Each year on this Sunday after Easter Day we encounter Thomas. Thomas has been held up as the ‘doubting’ saint, who was somehow a second-class disciple because he had not believed Jesus had risen from the dead without his own first-hand proof.
For some reason, Thomas had not been with the other disciples when Jesus appeared to them after the resurrection. He had not been in that upper room with Peter who had denied Jesus, or the other disciples who had fled for their lives when Jesus was crucified. When they told him the story, the amazing story that Jesus was risen, his questioning mind needed proof, and sadly poor Thomas has been condemned as the faithless, doubting disciple ever since.

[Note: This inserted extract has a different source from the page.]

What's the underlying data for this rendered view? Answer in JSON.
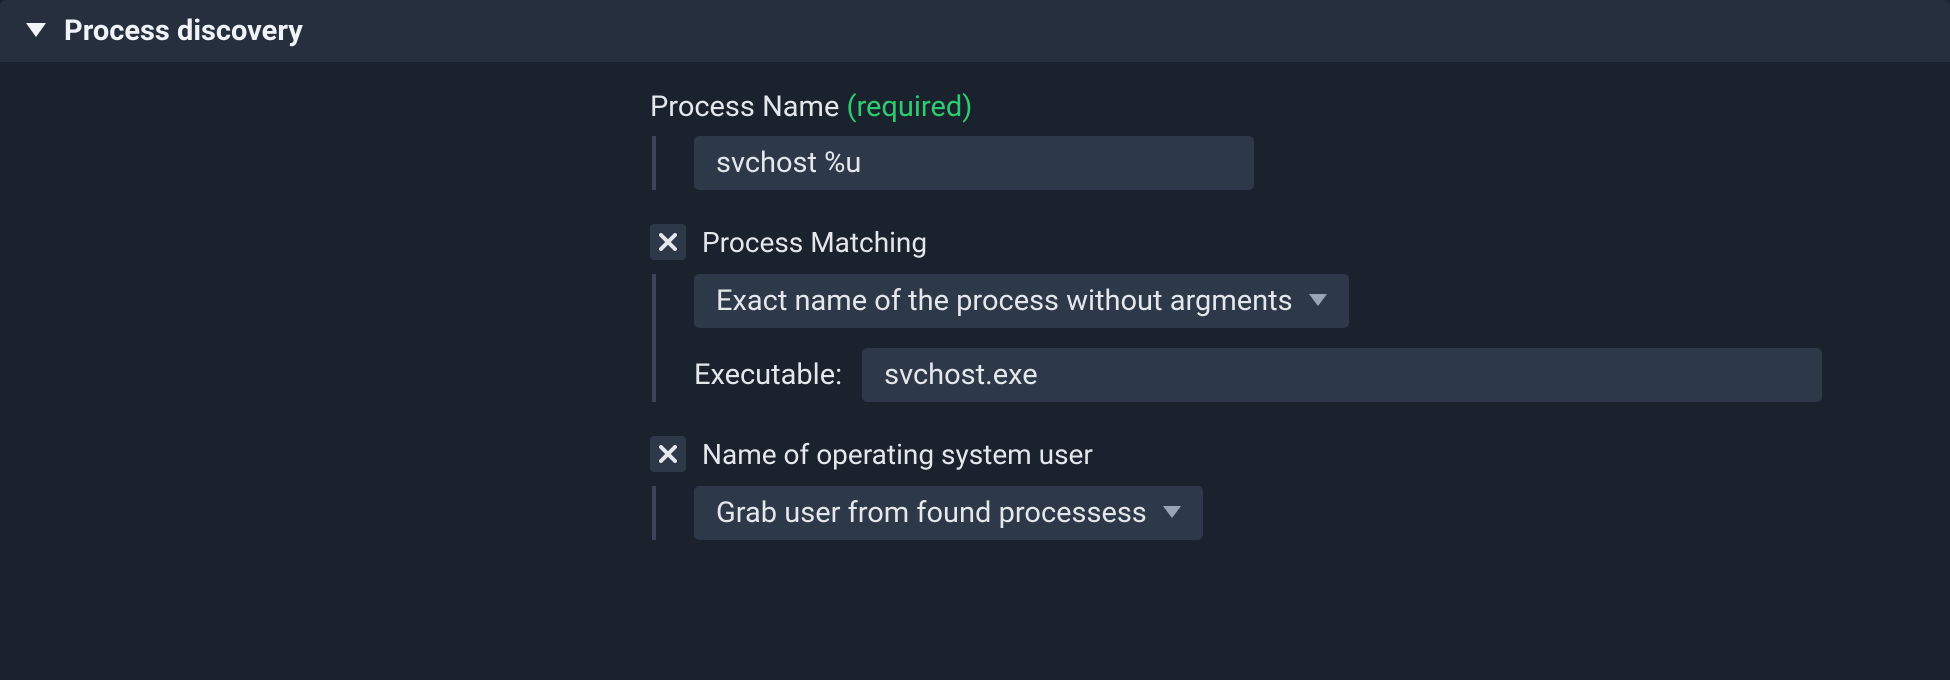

Thomas is the saint for all of us who have times of questioning, times of doubting and times of wondering about our faith. Anglican faith is not a package deal. Following the tradition of Richard Hooker, it is built on three key things: scripture, tradition and reason. Anglicanism has reason and permission to think and to question at its very heart, and the most important thing to remember today, is that this is not lack of faith. Doubting and questioning are part of faith.
When Jesus returns again, he comes specifically to Thomas to answer his doubts. The scene is tender. There are no recriminations and no accusations, just a gentle answer to his questions and his doubts, point by point, until Thomas falls to his knees, and in a great affirmation of faith says ‘My Lord and my God.’